The Bank's Monetary Policy Committee is supposed to set the interest rate to keep the CPI rising at two per cent a year. In the year to June, the CPI was rising at 3.8 per cent.
'We are looking for the CPI to have risen to 4.1 per cent in the year to July. It could reach five per cent in the year to August,' said George Buckley, chief UK economist at Deutsche Bank.
Ross Walker, economist at Royal Bank of Scotland, said: 'We are forecasting the annual rate to have risen by half a point to 4.3 per cent in the year to July.
'That is a big jump and it leaves the rate uncomfortably high. It is still food and fuel pushing up prices.'
He said some of this was caused by the contrast with falls this time last year in petrol and utility prices and in the cost of seasonal food.
'Also crude oil was up in June. Crude and gas are now well off their peaks, but that came too late for the July inflation figure,' said Walker.

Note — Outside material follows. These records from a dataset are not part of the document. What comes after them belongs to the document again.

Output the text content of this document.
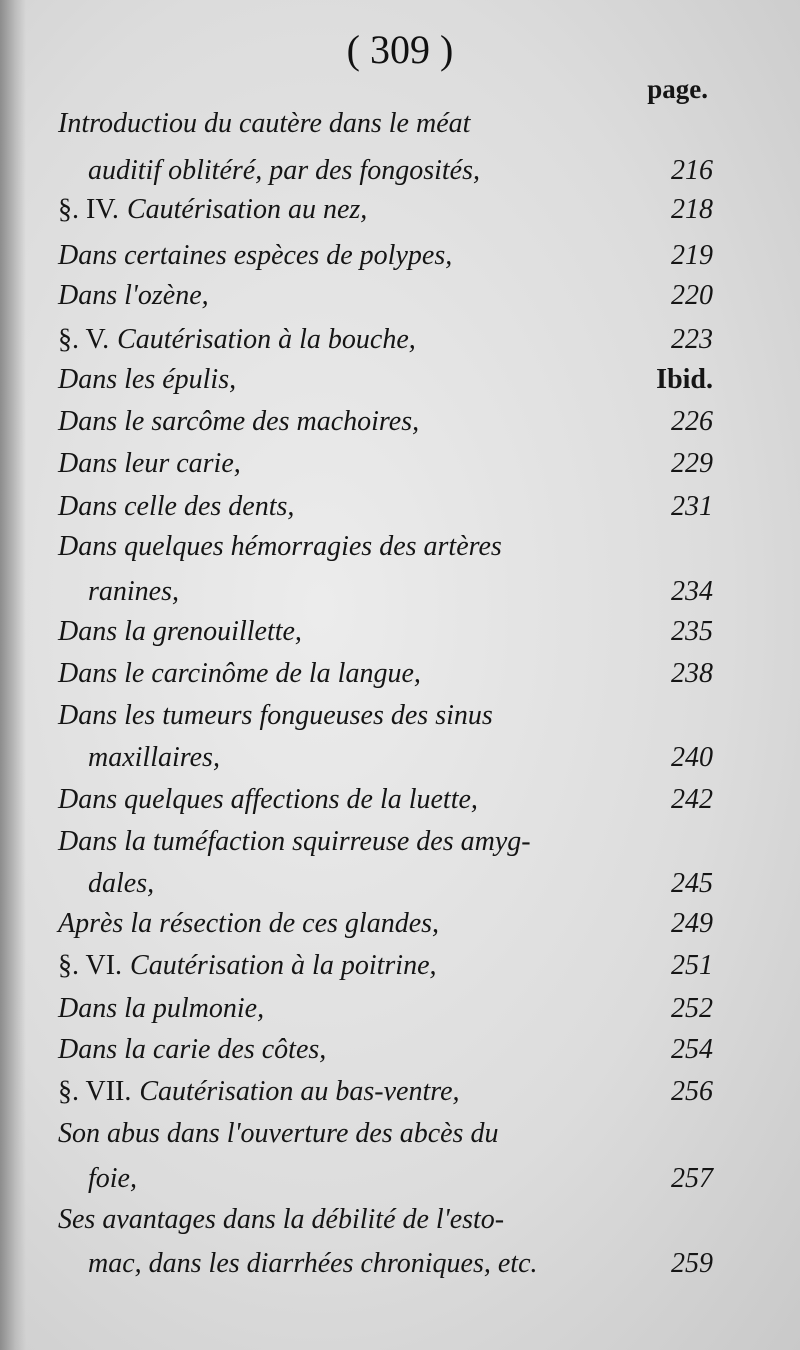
( 309 )
page.
Introductiou du cautère dans le méat
auditif oblitéré, par des fongosités,	216
§. IV. Cautérisation au nez,	218
Dans certaines espèces de polypes,	219
Dans l'ozène,	220
§. V. Cautérisation à la bouche,	223
Dans les épulis,	Ibid.
Dans le sarcôme des machoires,	226
Dans leur carie,	229
Dans celle des dents,	231
Dans quelques hémorragies des artères
ranines,	234
Dans la grenouillette,	235
Dans le carcinôme de la langue,	238
Dans les tumeurs fongueuses des sinus
maxillaires,	240
Dans quelques affections de la luette,	242
Dans la tuméfaction squirreuse des amyg-
dales,	245
Après la résection de ces glandes,	249
§. VI. Cautérisation à la poitrine,	251
Dans la pulmonie,	252
Dans la carie des côtes,	254
§. VII. Cautérisation au bas-ventre,	256
Son abus dans l'ouverture des abcès du
foie,	257
Ses avantages dans la débilité de l'esto-
mac, dans les diarrhées chroniques, etc.	259
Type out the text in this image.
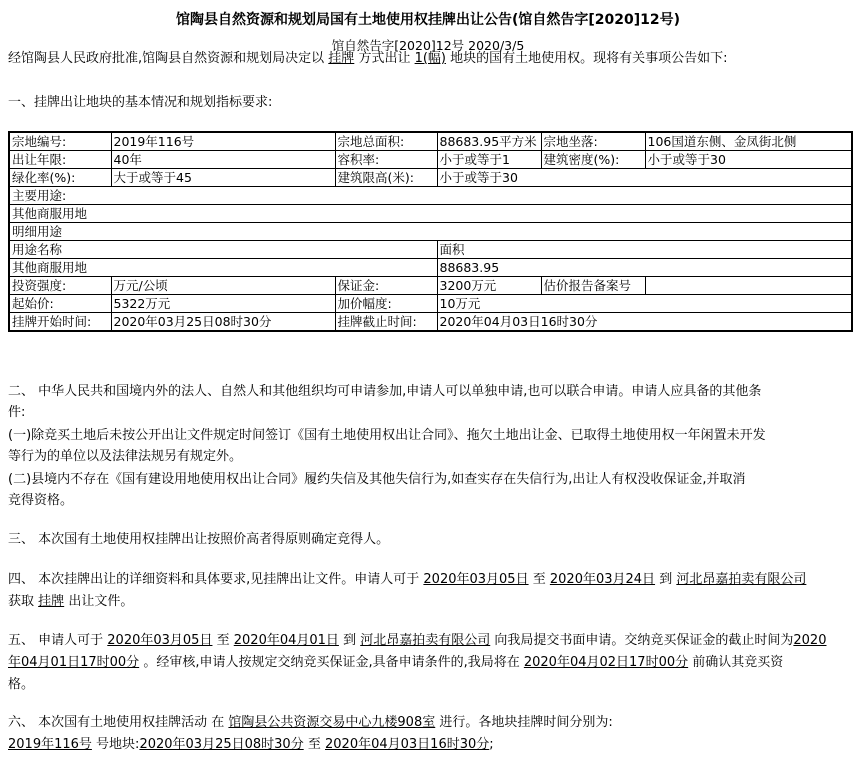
馆陶县自然资源和规划局国有土地使用权挂牌出让公告(馆自然告字[2020]12号)
馆自然告字[2020]12号 2020/3/5
经馆陶县人民政府批准,馆陶县自然资源和规划局决定以 挂牌 方式出让 1(幅) 地块的国有土地使用权。现将有关事项公告如下:
一、挂牌出让地块的基本情况和规划指标要求:
宗地编号:	2019年116号	宗地总面积:	88683.95平方米	宗地坐落:	106国道东侧、金凤街北侧
出让年限:	40年	容积率:	小于或等于1	建筑密度(%):	小于或等于30
绿化率(%):	大于或等于45	建筑限高(米):	小于或等于30		
主要用途:					
其他商服用地					
明细用途					
用途名称			面积		
其他商服用地			88683.95		
投资强度:	万元/公顷	保证金:	3200万元	估价报告备案号	
起始价:	5322万元	加价幅度:	10万元		
挂牌开始时间:	2020年03月25日08时30分	挂牌截止时间:	2020年04月03日16时30分		
二、 中华人民共和国境内外的法人、自然人和其他组织均可申请参加,申请人可以单独申请,也可以联合申请。申请人应具备的其他条
件:
(一)除竞买土地后未按公开出让文件规定时间签订《国有土地使用权出让合同》、拖欠土地出让金、已取得土地使用权一年闲置未开发
等行为的单位以及法律法规另有规定外。
(二)县境内不存在《国有建设用地使用权出让合同》履约失信及其他失信行为,如查实存在失信行为,出让人有权没收保证金,并取消
竞得资格。
三、 本次国有土地使用权挂牌出让按照价高者得原则确定竞得人。
四、 本次挂牌出让的详细资料和具体要求,见挂牌出让文件。申请人可于 2020年03月05日 至 2020年03月24日 到 河北昂嘉拍卖有限公司
获取 挂牌 出让文件。
五、 申请人可于 2020年03月05日 至 2020年04月01日 到 河北昂嘉拍卖有限公司 向我局提交书面申请。交纳竞买保证金的截止时间为2020
年04月01日17时00分 。经审核,申请人按规定交纳竞买保证金,具备申请条件的,我局将在 2020年04月02日17时00分 前确认其竞买资
格。
六、 本次国有土地使用权挂牌活动 在 馆陶县公共资源交易中心九楼908室 进行。各地块挂牌时间分别为:
2019年116号 号地块:2020年03月25日08时30分 至 2020年04月03日16时30分;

The broader-based Retail Prices Index (RPI) is rising even faster, at 4.6 per cent in the year to June from 4.3 per cent in the year to May.
The RPI minus mortgage interest payments - known as RPIX - is rising at 4.8 per cent, up from 4.4 per cent.
Up to January 2004, the MPC was told to keep inflation at 2.5 per cent a year, as measured by the RPIX.
• An escalating number of business failures will be highlighted in figures out this week, with more than 3,000 petitions expected to be presented to civil courts in England and Wales in the second quarter. Construction firms, estate agents and mortgage advisors are being hit, as are pubs and restaurants.